January 15, 2008 | Cbonds

In its annual report on the United States, Moody's Investors Service says its Aaa foreign currency country ceiling and Aaa government bond ratings and stable outlook are supported by the moderate government debt burden and the size and diversity of the economy.


Federal debt ratios relative to GDP and to revenue -- which Moody's considers more relevant to the rating than the debt ratios at the general government level -- look set to improve modestly in the next few years despite budget deficits before deteriorating sometime in the next decade.


"The American economy has demonstrated its competitiveness through fairly rapid productivity growth, a high degree of technological innovation, and generally sound public finances," said Moody's Vice President Steven Hess, author of the report. "Taken together, these factors help support the Aaa foreign currency ceilings."
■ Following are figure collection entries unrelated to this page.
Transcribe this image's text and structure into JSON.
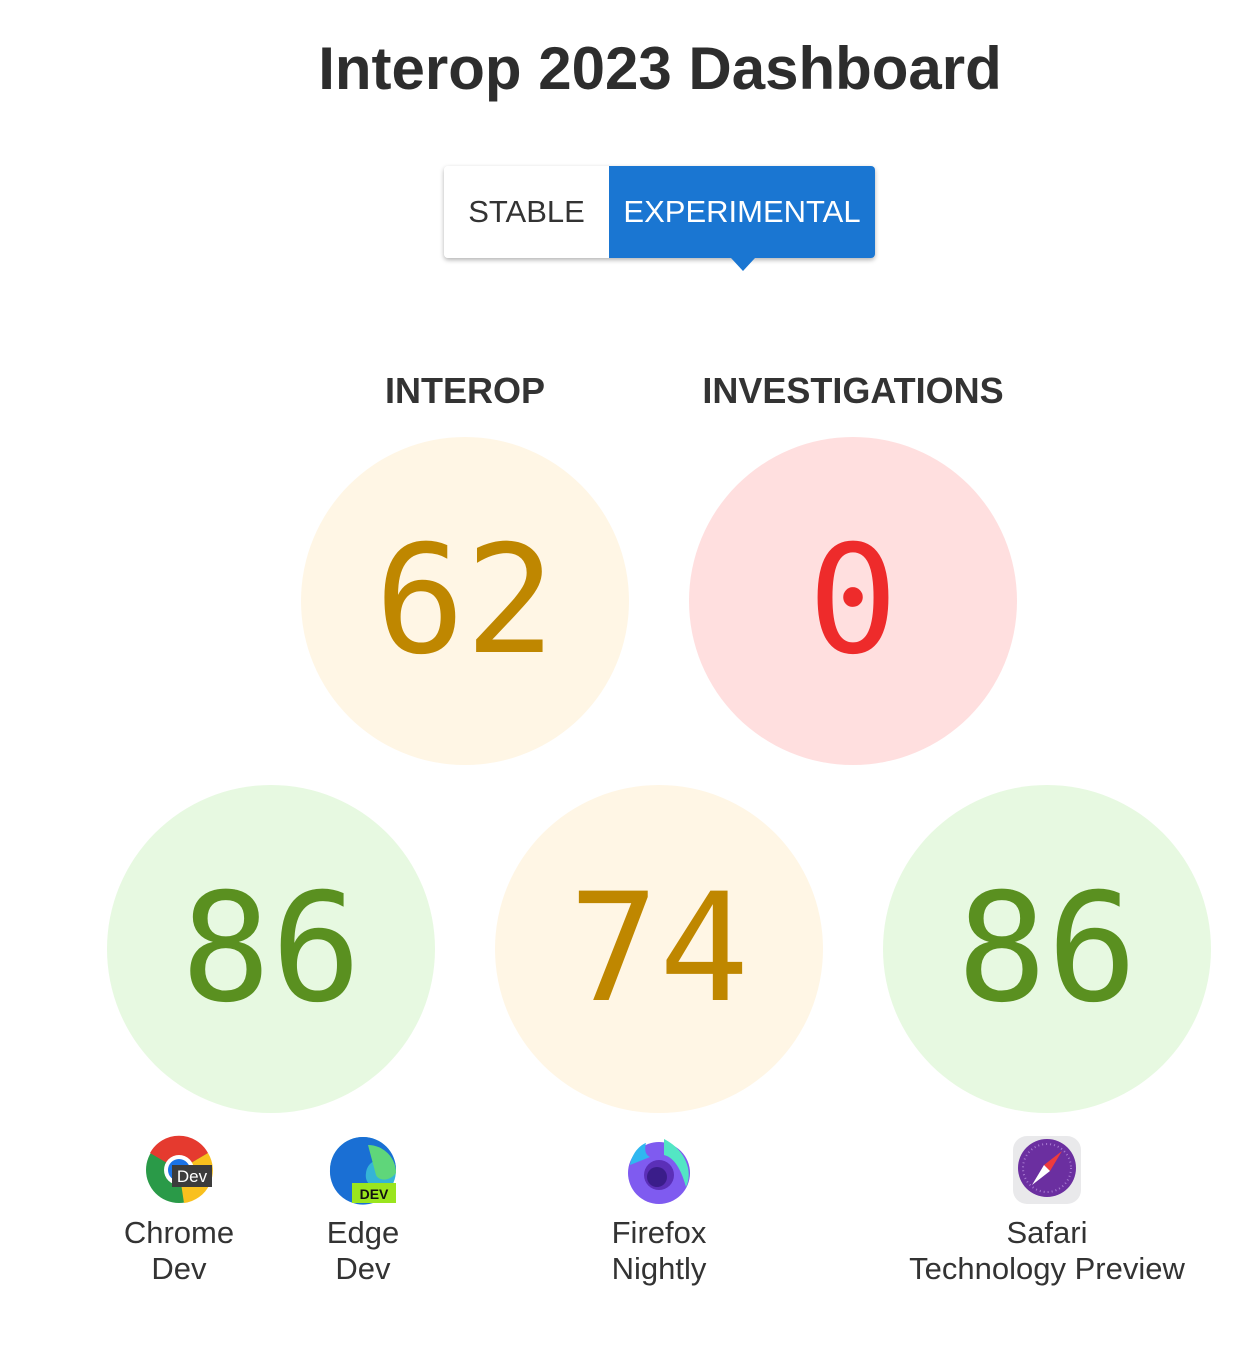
{
  "title": "Interop 2023 Dashboard",
  "toggle": {
    "stable": "STABLE",
    "experimental": "EXPERIMENTAL",
    "selected": "experimental",
    "accent": "#1a76d2"
  },
  "summary": {
    "interop": {
      "label": "INTEROP",
      "score": "62"
    },
    "investigations": {
      "label": "INVESTIGATIONS",
      "score": "0"
    }
  },
  "browsers": [
    {
      "line1": "Chrome",
      "line2": "Dev",
      "icon": "chrome-dev-icon",
      "icon_text": "Dev"
    },
    {
      "line1": "Edge",
      "line2": "Dev",
      "icon": "edge-dev-icon",
      "icon_text": "DEV"
    },
    {
      "line1": "Firefox",
      "line2": "Nightly",
      "icon": "firefox-nightly-icon"
    },
    {
      "line1": "Safari",
      "line2": "Technology Preview",
      "icon": "safari-technology-preview-icon"
    }
  ],
  "scores": {
    "chrome_edge": "86",
    "firefox": "74",
    "safari": "86"
  },
  "colors": {
    "yellow_bg": "#fff6e5",
    "yellow_text": "#bf8700",
    "red_bg": "#ffdfdf",
    "red_text": "#ee2b2b",
    "green_bg": "#e7f9e1",
    "green_text": "#5a9020"
  }
}
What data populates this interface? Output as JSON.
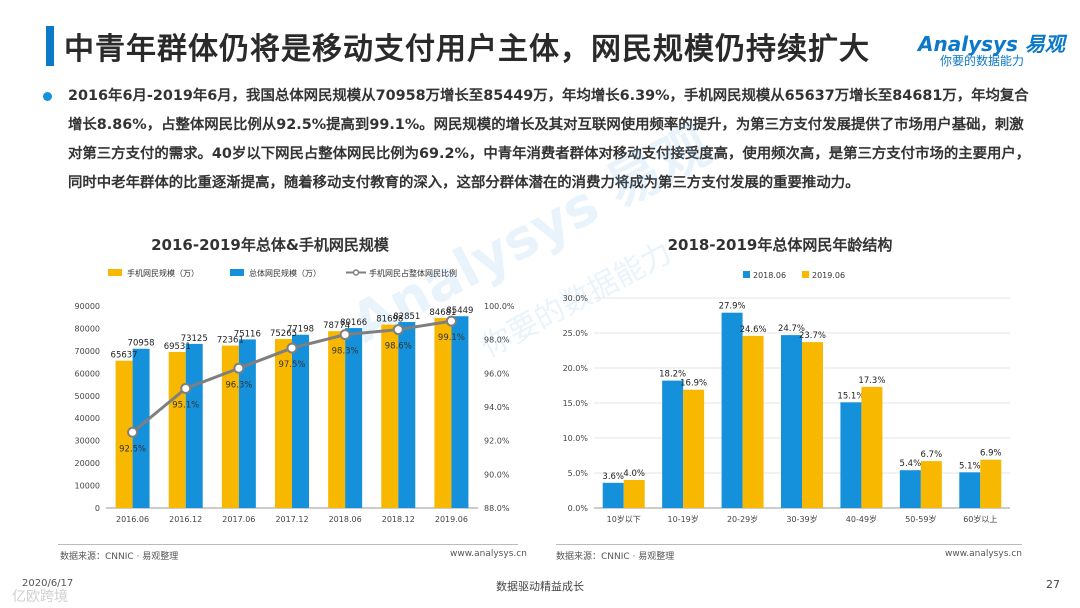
{
  "header": {
    "title": "中青年群体仍将是移动支付用户主体，网民规模仍持续扩大",
    "logo_main": "Analysys 易观",
    "logo_sub": "你要的数据能力"
  },
  "summary": "2016年6月-2019年6月，我国总体网民规模从70958万增长至85449万，年均增长6.39%，手机网民规模从65637万增长至84681万，年均复合增长8.86%，占整体网民比例从92.5%提高到99.1%。网民规模的增长及其对互联网使用频率的提升，为第三方支付发展提供了市场用户基础，刺激对第三方支付的需求。40岁以下网民占整体网民比例为69.2%，中青年消费者群体对移动支付接受度高，使用频次高，是第三方支付市场的主要用户，同时中老年群体的比重逐渐提高，随着移动支付教育的深入，这部分群体潜在的消费力将成为第三方支付发展的重要推动力。",
  "watermark": {
    "main": "Analysys 易观",
    "sub": "你要的数据能力"
  },
  "colors": {
    "accent": "#0b78c9",
    "mobile": "#f9b800",
    "total": "#1591dc",
    "ratio": "#7f7f7f",
    "y2018": "#1591dc",
    "y2019": "#f9b800"
  },
  "chart_data": [
    {
      "type": "bar",
      "title": "2016-2019年总体&手机网民规模",
      "categories": [
        "2016.06",
        "2016.12",
        "2017.06",
        "2017.12",
        "2018.06",
        "2018.12",
        "2019.06"
      ],
      "series": [
        {
          "name": "手机网民规模（万）",
          "kind": "bar",
          "values": [
            65637,
            69531,
            72361,
            75265,
            78774,
            81698,
            84681
          ],
          "labels": [
            "65637",
            "69531",
            "72361",
            "75265",
            "78774",
            "81698",
            "84681"
          ]
        },
        {
          "name": "总体网民规模（万）",
          "kind": "bar",
          "values": [
            70958,
            73125,
            75116,
            77198,
            80166,
            82851,
            85449
          ],
          "labels": [
            "70958",
            "73125",
            "75116",
            "77198",
            "80166",
            "82851",
            "85449"
          ]
        },
        {
          "name": "手机网民占整体网民比例",
          "kind": "line",
          "axis": "right",
          "values": [
            92.5,
            95.1,
            96.3,
            97.5,
            98.3,
            98.6,
            99.1
          ],
          "labels": [
            "92.5%",
            "95.1%",
            "96.3%",
            "97.5%",
            "98.3%",
            "98.6%",
            "99.1%"
          ]
        }
      ],
      "ylim": [
        0,
        90000
      ],
      "yticks": [
        "0",
        "10000",
        "20000",
        "30000",
        "40000",
        "50000",
        "60000",
        "70000",
        "80000",
        "90000"
      ],
      "y2lim": [
        88,
        100
      ],
      "y2ticks": [
        "88.0%",
        "90.0%",
        "92.0%",
        "94.0%",
        "96.0%",
        "98.0%",
        "100.0%"
      ],
      "legend": "top"
    },
    {
      "type": "bar",
      "title": "2018-2019年总体网民年龄结构",
      "categories": [
        "10岁以下",
        "10-19岁",
        "20-29岁",
        "30-39岁",
        "40-49岁",
        "50-59岁",
        "60岁以上"
      ],
      "series": [
        {
          "name": "2018.06",
          "values": [
            3.6,
            18.2,
            27.9,
            24.7,
            15.1,
            5.4,
            5.1
          ],
          "labels": [
            "3.6%",
            "18.2%",
            "27.9%",
            "24.7%",
            "15.1%",
            "5.4%",
            "5.1%"
          ]
        },
        {
          "name": "2019.06",
          "values": [
            4.0,
            16.9,
            24.6,
            23.7,
            17.3,
            6.7,
            6.9
          ],
          "labels": [
            "4.0%",
            "16.9%",
            "24.6%",
            "23.7%",
            "17.3%",
            "6.7%",
            "6.9%"
          ]
        }
      ],
      "ylim": [
        0,
        30
      ],
      "yticks": [
        "0.0%",
        "5.0%",
        "10.0%",
        "15.0%",
        "20.0%",
        "25.0%",
        "30.0%"
      ],
      "legend": "top"
    }
  ],
  "sources": {
    "left": "数据来源：CNNIC · 易观整理",
    "right": "数据来源：CNNIC · 易观整理",
    "site_left": "www.analysys.cn",
    "site_right": "www.analysys.cn"
  },
  "footer": {
    "date": "2020/6/17",
    "center": "数据驱动精益成长",
    "page": "27",
    "brand": "亿欧跨境"
  }
}
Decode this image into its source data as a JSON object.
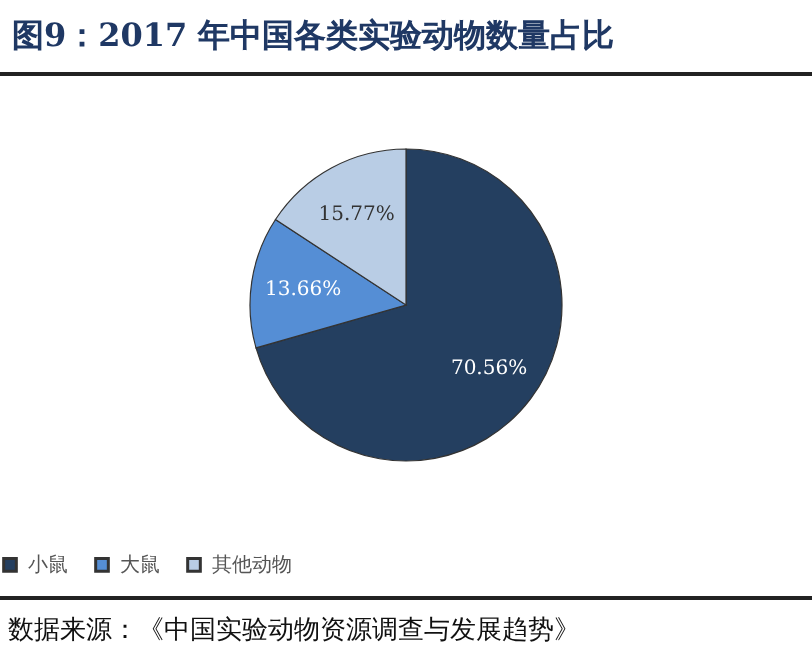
{
  "chart_data": {
    "type": "pie",
    "title": "图9：2017 年中国各类实验动物数量占比",
    "categories": [
      "小鼠",
      "大鼠",
      "其他动物"
    ],
    "values": [
      70.56,
      13.66,
      15.77
    ],
    "colors": [
      "#243f60",
      "#558ed5",
      "#b9cde5"
    ],
    "value_labels": [
      "70.56%",
      "13.66%",
      "15.77%"
    ],
    "legend": "bottom",
    "annotations": [
      "数据来源：《中国实验动物资源调查与发展趋势》"
    ]
  }
}
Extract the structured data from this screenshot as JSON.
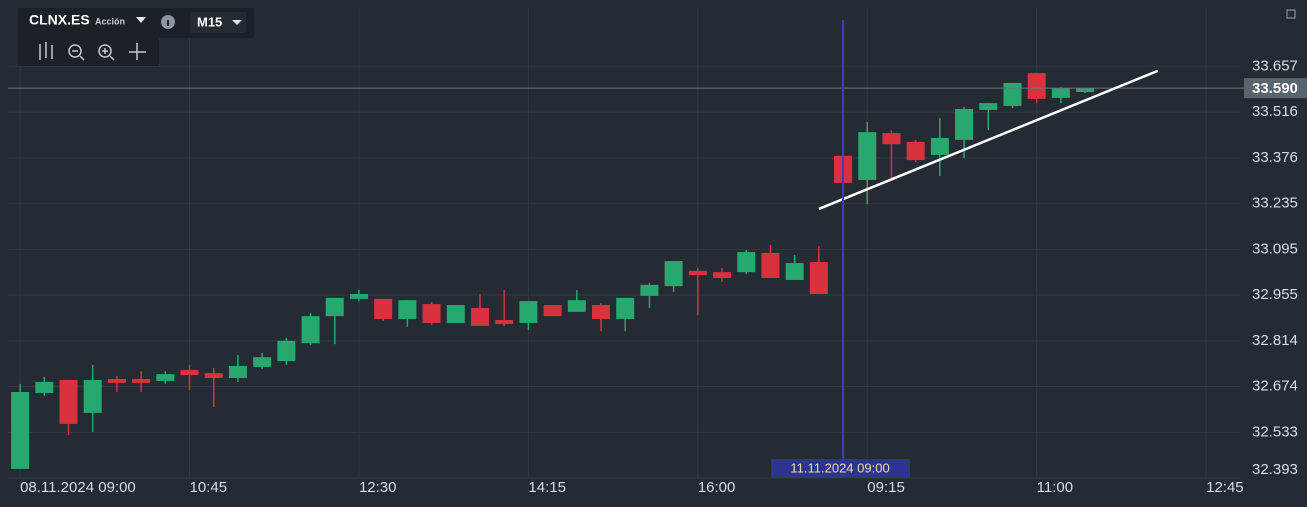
{
  "toolbar": {
    "symbol": "CLNX.ES",
    "kind": "Acción",
    "timeframe": "M15"
  },
  "chart_data": {
    "type": "candlestick",
    "up_color": "#26a86f",
    "down_color": "#d9323f",
    "open": [
      32.421,
      32.654,
      32.694,
      32.593,
      32.697,
      32.697,
      32.691,
      32.725,
      32.715,
      32.7,
      32.734,
      32.752,
      32.807,
      32.89,
      32.943,
      32.943,
      32.881,
      32.927,
      32.869,
      32.915,
      32.878,
      32.869,
      32.924,
      32.903,
      32.924,
      32.881,
      32.952,
      32.982,
      33.029,
      33.025,
      33.025,
      33.084,
      33.001,
      33.056,
      33.382,
      33.308,
      33.452,
      33.425,
      33.385,
      33.431,
      33.523,
      33.535,
      33.636,
      33.56,
      33.578
    ],
    "high": [
      32.682,
      32.703,
      32.694,
      32.74,
      32.706,
      32.721,
      32.721,
      32.74,
      32.731,
      32.771,
      32.777,
      32.823,
      32.9,
      32.946,
      32.97,
      32.943,
      32.939,
      32.933,
      32.924,
      32.958,
      32.97,
      32.936,
      32.924,
      32.97,
      32.93,
      32.946,
      32.992,
      33.059,
      33.038,
      33.038,
      33.093,
      33.108,
      33.078,
      33.105,
      33.382,
      33.486,
      33.461,
      33.431,
      33.498,
      33.532,
      33.544,
      33.606,
      33.636,
      33.593,
      33.59
    ],
    "low": [
      32.421,
      32.645,
      32.525,
      32.534,
      32.657,
      32.657,
      32.682,
      32.663,
      32.611,
      32.688,
      32.728,
      32.74,
      32.801,
      32.804,
      32.936,
      32.875,
      32.857,
      32.863,
      32.869,
      32.86,
      32.86,
      32.847,
      32.89,
      32.903,
      32.844,
      32.844,
      32.915,
      32.964,
      32.893,
      32.995,
      33.019,
      33.007,
      33.001,
      32.958,
      33.299,
      33.234,
      33.308,
      33.363,
      33.32,
      33.375,
      33.461,
      33.529,
      33.544,
      33.544,
      33.575
    ],
    "close": [
      32.657,
      32.688,
      32.559,
      32.694,
      32.685,
      32.685,
      32.712,
      32.709,
      32.7,
      32.737,
      32.764,
      32.814,
      32.89,
      32.946,
      32.958,
      32.881,
      32.939,
      32.869,
      32.924,
      32.86,
      32.866,
      32.936,
      32.89,
      32.939,
      32.881,
      32.946,
      32.986,
      33.059,
      33.016,
      33.007,
      33.087,
      33.007,
      33.053,
      32.958,
      33.299,
      33.455,
      33.418,
      33.369,
      33.437,
      33.526,
      33.544,
      33.606,
      33.557,
      33.59,
      33.59
    ],
    "xlim": [
      -0.5,
      50.4
    ],
    "xticks": [
      {
        "value": 0,
        "label": "08.11.2024 09:00"
      },
      {
        "value": 7,
        "label": "10:45"
      },
      {
        "value": 14,
        "label": "12:30"
      },
      {
        "value": 21,
        "label": "14:15"
      },
      {
        "value": 28,
        "label": "16:00"
      },
      {
        "value": 35,
        "label": "09:15"
      },
      {
        "value": 42,
        "label": "11:00"
      },
      {
        "value": 49,
        "label": "12:45"
      }
    ],
    "ylim": [
      32.393,
      33.836
    ],
    "yticks": [
      32.393,
      32.533,
      32.674,
      32.814,
      32.955,
      33.095,
      33.235,
      33.376,
      33.516,
      33.657
    ],
    "grid": true,
    "last_price": {
      "value": 33.59,
      "label": "33.590"
    },
    "crosshair": {
      "x": 34,
      "label": "11.11.2024 09:00"
    },
    "trendline": {
      "x": [
        33,
        47
      ],
      "y": [
        33.219,
        33.643
      ]
    }
  }
}
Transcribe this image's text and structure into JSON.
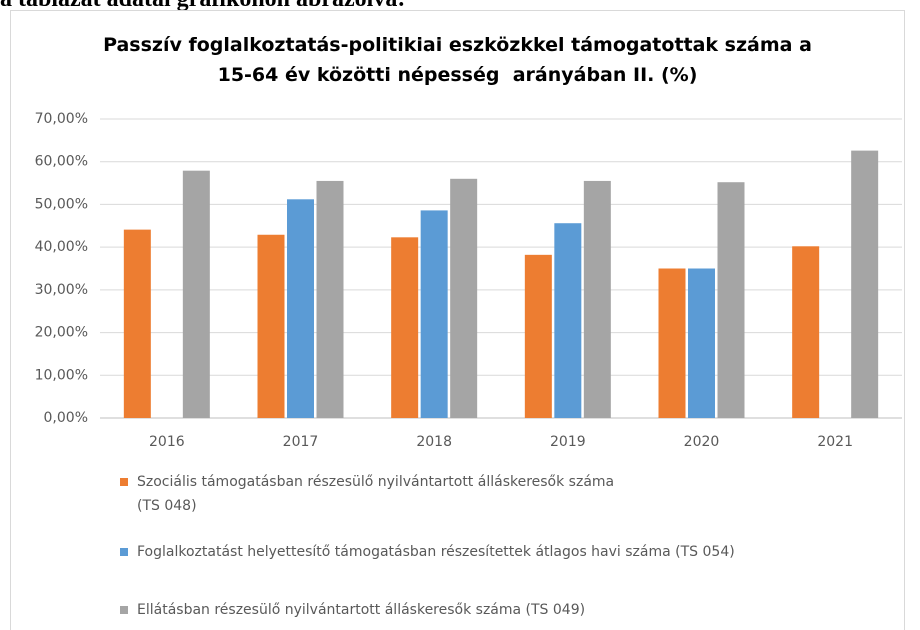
{
  "caption": "a táblázat adatai grafikonon ábrázolva:",
  "chart_data": {
    "type": "bar",
    "title": "Passzív foglalkoztatás-politikiai eszközkkel támogatottak száma a\n15-64 év közötti népesség  arányában II. (%)",
    "categories": [
      "2016",
      "2017",
      "2018",
      "2019",
      "2020",
      "2021"
    ],
    "series": [
      {
        "name": "Szociális támogatásban részesülő nyilvántartott álláskeresők száma\n(TS 048)",
        "color": "#ed7d31",
        "values": [
          44.1,
          42.9,
          42.3,
          38.2,
          35.0,
          40.2
        ]
      },
      {
        "name": "Foglalkoztatást helyettesítő támogatásban részesítettek átlagos havi száma (TS 054)",
        "color": "#5b9bd5",
        "values": [
          null,
          51.2,
          48.6,
          45.6,
          35.0,
          null
        ]
      },
      {
        "name": "Ellátásban részesülő nyilvántartott álláskeresők száma (TS 049)",
        "color": "#a5a5a5",
        "values": [
          57.9,
          55.5,
          56.0,
          55.5,
          55.2,
          62.6
        ]
      }
    ],
    "ylim": [
      0,
      70
    ],
    "yticks": [
      {
        "value": 0,
        "label": "0,00%"
      },
      {
        "value": 10,
        "label": "10,00%"
      },
      {
        "value": 20,
        "label": "20,00%"
      },
      {
        "value": 30,
        "label": "30,00%"
      },
      {
        "value": 40,
        "label": "40,00%"
      },
      {
        "value": 50,
        "label": "50,00%"
      },
      {
        "value": 60,
        "label": "60,00%"
      },
      {
        "value": 70,
        "label": "70,00%"
      }
    ],
    "grid": true
  }
}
As the world's largest economy with flexible markets, an open foreign trade regime, and a high degree of capital mobility, he said, the US remains the center of global trade and finance. "As the anchor of international trade and finance with no restrictions on payments and no likelihood of their imposition, he said, the United States presents little payments risk to international investors.


"Subprime risks, while important to investors, are not affecting the government's rating," said Hess. "But, in the very long term, the rating could come under pressure if reform of Medicare and Social Security is not carried out as these two programs are the largest threats to the long-term financial health of the United States and to the government's Aaa rating."


More immediate economic challenges, but less grave from the perspective of credit ratings, include the downturn in housing and the subprime crisis, which are likely, said Hess, to result in a period of slower growth in coming quarters, although further interest rate cuts by the Federal Reserve could help to maintain positive growth.


"The budget deficit, which reached a low for the Bush Administration of 1.2% of GDP in the last fiscal year, could increase due to the subprime fallout and lower corporate profits," said Hess.


He said that real GDP growth in the third quarter was revised upward to an annual rate of 4.9% following a 3.8% rate in the second quarter, and net exports rose during the last two quarters of 2007 at their most rapid rate in a number of years. This indicates, he said, that the dollar's decline and relatively good global economic growth are beginning to turn the large US current account deficit around.